Captured in one take shots during the weeks following the last album sessions in 2018’, Leeds’ second Pendant album treads a similar netherworld path, channeling a stygian dream-sick effect that effectively explores a flipside to the sunnier prairies of his Huerco S.’ works, shoring us somewhere gauzily redolent of early Wanda Group and the starkest Bellows emissions, but better defined by eerily processed vocals and Lynchian sensibilities that locate it to North America’s dis/possessed lands.
Ritualistic in craft and scope, the six extended tracks of ‘To All Sides They Will Stretch Out Their Hands’ are all titled in reference to indigenous American poetry and thus take shape as elusive, dream-like projections of Leeds’ subconscious and subvocalised thoughts. With a defocussed grain and swirl that perhaps emulates the effect of intoxication thru special herbs, the music acutely suggests altered states of mind, triggering meditations on memory and process reflected by a haphazard and impromptu recording technique. Leeds is a skilled producer, and working instinctively highlights a more fallible, arresting side to his sound - recording and processing vocals on the fly to control his machines less like a conductor and more like a sculptor. When the process hits complications - the DAW failing or outboard gear glitching out - his choice to leave these moments in the final cut allows us to consider the messiness and fallibility of art.

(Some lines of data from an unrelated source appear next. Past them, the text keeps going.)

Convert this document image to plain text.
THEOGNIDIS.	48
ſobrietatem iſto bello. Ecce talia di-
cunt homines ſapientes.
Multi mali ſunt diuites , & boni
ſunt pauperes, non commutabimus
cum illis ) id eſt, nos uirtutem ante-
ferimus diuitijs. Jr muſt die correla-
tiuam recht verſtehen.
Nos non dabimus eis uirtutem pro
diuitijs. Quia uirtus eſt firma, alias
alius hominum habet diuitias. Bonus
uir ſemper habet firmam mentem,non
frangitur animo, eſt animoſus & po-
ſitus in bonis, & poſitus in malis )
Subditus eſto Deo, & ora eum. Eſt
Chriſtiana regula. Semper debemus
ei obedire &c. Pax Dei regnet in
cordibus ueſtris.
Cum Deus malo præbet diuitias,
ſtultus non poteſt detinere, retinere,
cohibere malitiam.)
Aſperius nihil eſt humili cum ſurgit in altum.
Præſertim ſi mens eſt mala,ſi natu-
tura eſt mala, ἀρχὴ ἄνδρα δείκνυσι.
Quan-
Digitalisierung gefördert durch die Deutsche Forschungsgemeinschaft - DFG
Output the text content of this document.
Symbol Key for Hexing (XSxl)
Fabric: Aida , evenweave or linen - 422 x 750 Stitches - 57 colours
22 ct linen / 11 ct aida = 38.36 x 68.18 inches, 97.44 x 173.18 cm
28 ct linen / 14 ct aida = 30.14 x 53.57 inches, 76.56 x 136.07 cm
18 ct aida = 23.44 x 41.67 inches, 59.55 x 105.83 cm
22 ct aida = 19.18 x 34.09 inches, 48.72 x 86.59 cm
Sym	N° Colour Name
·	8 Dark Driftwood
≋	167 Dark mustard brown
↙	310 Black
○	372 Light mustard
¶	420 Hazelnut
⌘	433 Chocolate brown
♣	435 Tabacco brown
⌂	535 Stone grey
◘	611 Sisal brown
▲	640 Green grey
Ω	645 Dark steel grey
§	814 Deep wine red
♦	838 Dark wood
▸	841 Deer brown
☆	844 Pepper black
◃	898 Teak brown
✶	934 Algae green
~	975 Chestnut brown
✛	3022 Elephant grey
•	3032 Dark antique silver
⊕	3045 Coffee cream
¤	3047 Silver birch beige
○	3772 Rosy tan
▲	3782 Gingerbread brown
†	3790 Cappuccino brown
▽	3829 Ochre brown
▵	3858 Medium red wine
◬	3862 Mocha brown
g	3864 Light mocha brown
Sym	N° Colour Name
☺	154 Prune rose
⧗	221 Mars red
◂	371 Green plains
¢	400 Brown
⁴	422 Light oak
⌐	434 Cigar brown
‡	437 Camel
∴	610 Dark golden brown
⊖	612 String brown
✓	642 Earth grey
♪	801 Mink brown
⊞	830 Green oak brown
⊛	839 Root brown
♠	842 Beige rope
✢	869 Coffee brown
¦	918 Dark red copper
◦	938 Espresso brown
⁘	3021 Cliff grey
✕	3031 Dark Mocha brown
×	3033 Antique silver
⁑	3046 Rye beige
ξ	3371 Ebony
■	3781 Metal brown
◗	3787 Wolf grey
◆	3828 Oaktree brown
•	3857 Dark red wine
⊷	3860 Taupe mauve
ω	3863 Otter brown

Leeds isn't interested in making aesthetically perfect potted ambience. His narrative is rough and expressive, just as focused on texture as it is tone or rhythm. It's a technique that suggests the heady cut 'n paste sound of musique concrète, but doesn't attempt to recreate it or position itself alongside that canon for academic gold stars. Firing his convulsing collages thru an array of effects gives his music the lively heartbeat of vintage dub, hidden under a fleshy DIY basement noise that could be traced back to Coil or Throbbing Gristle, mediating on memories with haptic strokes and a sense of inseparability between his layers of fuzz and physical actions that most beautifully speaks to a sort of interconnectedness that comes with mescaline, for example.
We’ve been spending considerable time guided by its dream logic - we strongly recommend you do the same, immersing yourself in its spongiform negative space, ruptured raptures and dank bliss.